What is SOH-CAH-TOA?
SOH-CAH-TOA is a mnemonic for the three primary trigonometric ratios in a right triangle. SOH: Sine = Opposite / Hypotenuse. CAH: Cosine = Adjacent / Hypotenuse. TOA: Tangent = Opposite / Adjacent. This memory aid helps students recall which sides to use when computing sin, cos, and tan. For example, if angle A = 35° and the hypotenuse is 10, then the opposite side (a) = 10 × sin(35°) ≈ 5.74.
What is the difference between degrees and radians?
Degrees and radians are two units for measuring angles. A full rotation is 360° or 2π radians. To convert from degrees to radians: multiply by π/180. To convert from radians to degrees: multiply by 180/π. Key values: 90° = π/2, 180° = π, 270° = 3π/2, 360° = 2π. Radians are preferred in mathematics and physics because they make many formulas simpler — for instance, the arc length formula s = rθ only works when θ is in radians.

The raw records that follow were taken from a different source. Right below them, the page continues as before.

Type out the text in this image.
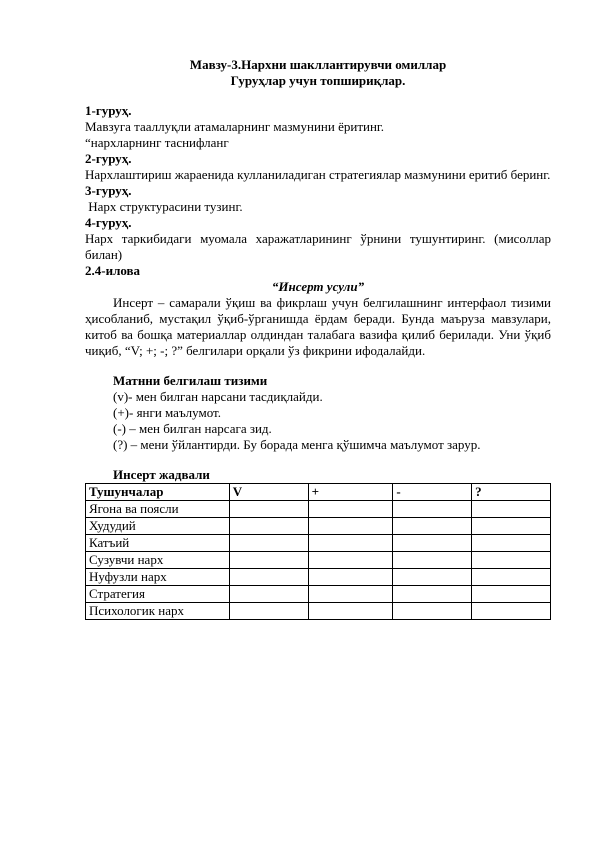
Мавзу-3.Нархни шакллантирувчи омиллар
Гуруҳлар учун топшириқлар.
1-гуруҳ.
Мавзуга тааллуқли атамаларнинг мазмунини ёритинг.
“нархларнинг таснифланг
2-гуруҳ.
Нархлаштириш жараенида кулланиладиган стратегиялар мазмунини еритиб беринг.
3-гуруҳ.
Нарх структурасини тузинг.
4-гуруҳ.
Нарх таркибидаги муомала харажатларининг ўрнини тушунтиринг. (мисоллар билан)
2.4-илова
“Инсерт усули”
Инсерт – самарали ўқиш ва фикрлаш учун белгилашнинг интерфаол тизими ҳисобланиб, мустақил ўқиб-ўрганишда ёрдам беради. Бунда маъруза мавзулари, китоб ва бошқа материаллар олдиндан талабага вазифа қилиб берилади. Уни ўқиб чиқиб, “V; +; -; ?” белгилари орқали ўз фикрини ифодалайди.
Матнни белгилаш тизими
(v)- мен билган нарсани тасдиқлайди.
(+)- янги маълумот.
(-) – мен билган нарсага зид.
(?) – мени ўйлантирди. Бу борада менга қўшимча маълумот зарур.
Инсерт жадвали
Тушунчалар	V	+	-	?
Ягона ва поясли				
Худудий				
Катъий				
Сузувчи нарх				
Нуфузли нарх				
Стратегия				
Психологик нарх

How do I solve a right triangle?
To solve a right triangle (find all 3 sides and 3 angles) you need at least 2 known values, including at least one side length. The key relationships are: sin(A) = a/c, cos(A) = b/c, tan(A) = a/b, and the Pythagorean theorem a² + b² = c². The three angles always sum to 180°, with one angle fixed at 90°. This calculator automatically detects your input combination (angle + side, two sides, etc.) and applies the correct formula with step-by-step working shown.
What are the 6 trigonometric functions?
The six trig functions are: sin(θ) = opposite/hypotenuse, cos(θ) = adjacent/hypotenuse, tan(θ) = opposite/adjacent, cot(θ) = adjacent/opposite = 1/tan(θ), sec(θ) = hypotenuse/adjacent = 1/cos(θ), and csc(θ) (cosecant) = hypotenuse/opposite = 1/sin(θ). Cot, sec, and csc are the reciprocals of tan, cos, and sin respectively. Tan and sec are undefined when cos(θ) = 0 (at 90°, 270°). Cot and csc are undefined when sin(θ) = 0 (at 0°, 180°, 360°).

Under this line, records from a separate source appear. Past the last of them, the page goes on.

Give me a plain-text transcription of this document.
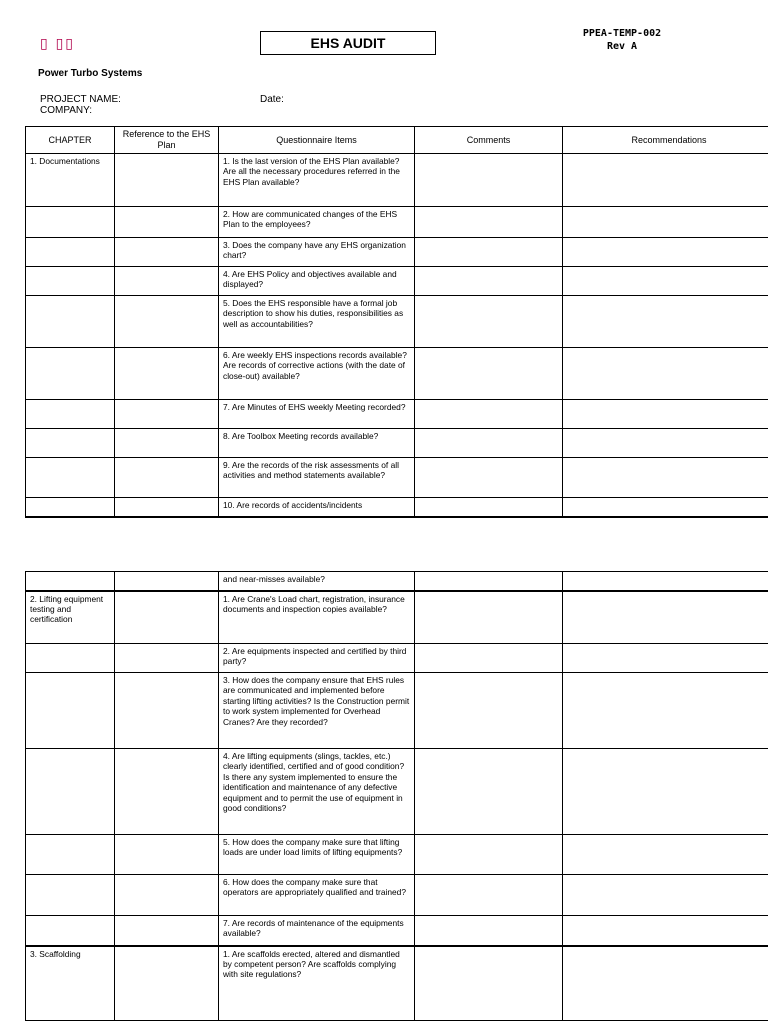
▯ ▯▯	EHS AUDIT
PPEA-TEMP-002
Rev A
Power Turbo Systems
PROJECT NAME:
COMPANY:
Date:
CHAPTER	Reference to the EHS Plan	Questionnaire Items	Comments	Recommendations
1. Documentations		1. Is the last version of the EHS Plan available? Are all the necessary procedures referred in the EHS Plan available?		
		2. How are communicated changes of the EHS Plan to the employees?		
		3. Does the company have any EHS organization chart?		
		4. Are EHS Policy and objectives available and displayed?		
		5. Does the EHS responsible have a formal job description to show his duties, responsibilities as well as accountabilities?		
		6. Are weekly EHS inspections records available? Are records of corrective actions (with the date of close-out) available?		
		7. Are Minutes of EHS weekly Meeting recorded?		
		8. Are Toolbox Meeting records available?		
		9. Are the records of the risk assessments of all activities and method statements available?		
		10. Are records of accidents/incidents		
		and near-misses available?		
2. Lifting equipment testing and certification		1. Are Crane's Load chart, registration, insurance documents and inspection copies available?		
		2. Are equipments inspected and certified by third party?		
		3. How does the company ensure that EHS rules are communicated and implemented before starting lifting activities? Is the Construction permit to work system implemented for Overhead Cranes? Are they recorded?		
		4. Are lifting equipments (slings, tackles, etc.) clearly identified, certified and of good condition? Is there any system implemented to ensure the identification and maintenance of any defective equipment and to permit the use of equipment in good conditions?		
		5. How does the company make sure that lifting loads are under load limits of lifting equipments?		
		6. How does the company make sure that operators are appropriately qualified and trained?		
		7. Are records of maintenance of the equipments available?		
3. Scaffolding		1. Are scaffolds erected, altered and dismantled by competent person? Are scaffolds complying with site regulations?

What is the law of sines used for?
The law of sines (a/sin A = b/sin B = c/sin C) is used to solve oblique (non-right) triangles in the ASA, AAS, and SSA configurations. In the ASA case you know two angles and the included side; in AAS you know two angles and a non-included side. The SSA case is the ambiguous case — given two sides and a non-included angle, there may be 0, 1, or 2 valid triangles. This calculator detects and flags the ambiguous case and shows the primary acute solution.
What are Pythagorean identities?
The three Pythagorean trig identities are: (1) sin²θ + cos²θ = 1 — the most fundamental identity, derived directly from the Pythagorean theorem on the unit circle; (2) 1 + tan²θ = sec²θ — obtained by dividing identity (1) by cos²θ; (3) 1 + cot²θ = csc²θ — obtained by dividing identity (1) by sin²θ. These identities hold for every angle and are used extensively to simplify trigonometric expressions and solve equations.

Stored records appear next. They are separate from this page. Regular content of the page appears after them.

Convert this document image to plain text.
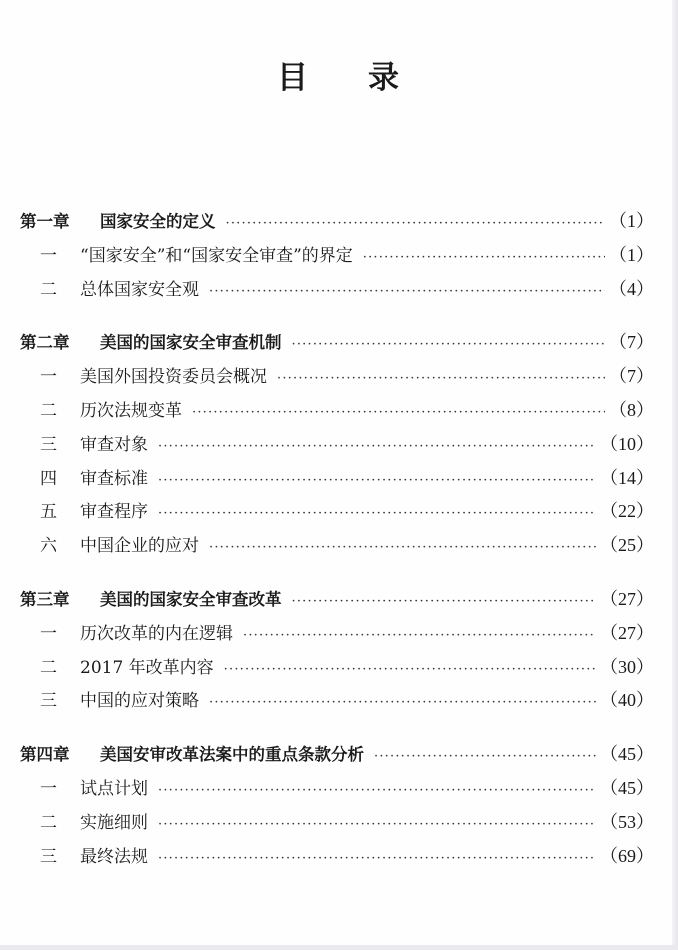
目 录
第一章	国家安全的定义 ·····	（1）
一	“国家安全”和“国家安全审查”的界定 ·····	（1）
二	总体国家安全观 ·····	（4）
第二章	美国的国家安全审查机制 ·····	（7）
一	美国外国投资委员会概况 ·····	（7）
二	历次法规变革 ·····	（8）
三	审查对象 ·····	（10）
四	审查标准 ·····	（14）
五	审查程序 ·····	（22）
六	中国企业的应对 ·····	（25）
第三章	美国的国家安全审查改革 ·····	（27）
一	历次改革的内在逻辑 ·····	（27）
二	2017 年改革内容 ·····	（30）
三	中国的应对策略 ·····	（40）
第四章	美国安审改革法案中的重点条款分析 ·····	（45）
一	试点计划 ·····	（45）
二	实施细则 ·····	（53）
三	最终法规 ·····	（69）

How do I convert degrees to radians?
To convert degrees to radians, multiply by π/180 (approximately 0.017453). Common conversions: 30° = π/6 ≈ 0.5236 rad, 45° = π/4 ≈ 0.7854 rad, 60° = π/3 ≈ 1.0472 rad, 90° = π/2 ≈ 1.5708 rad, 180° = π ≈ 3.1416 rad, 270° = 3π/2 ≈ 4.7124 rad, 360° = 2π ≈ 6.2832 rad. To reverse (radians to degrees), multiply by 180/π. This calculator supports both units — use the DEG/RAD toggle to switch at any time.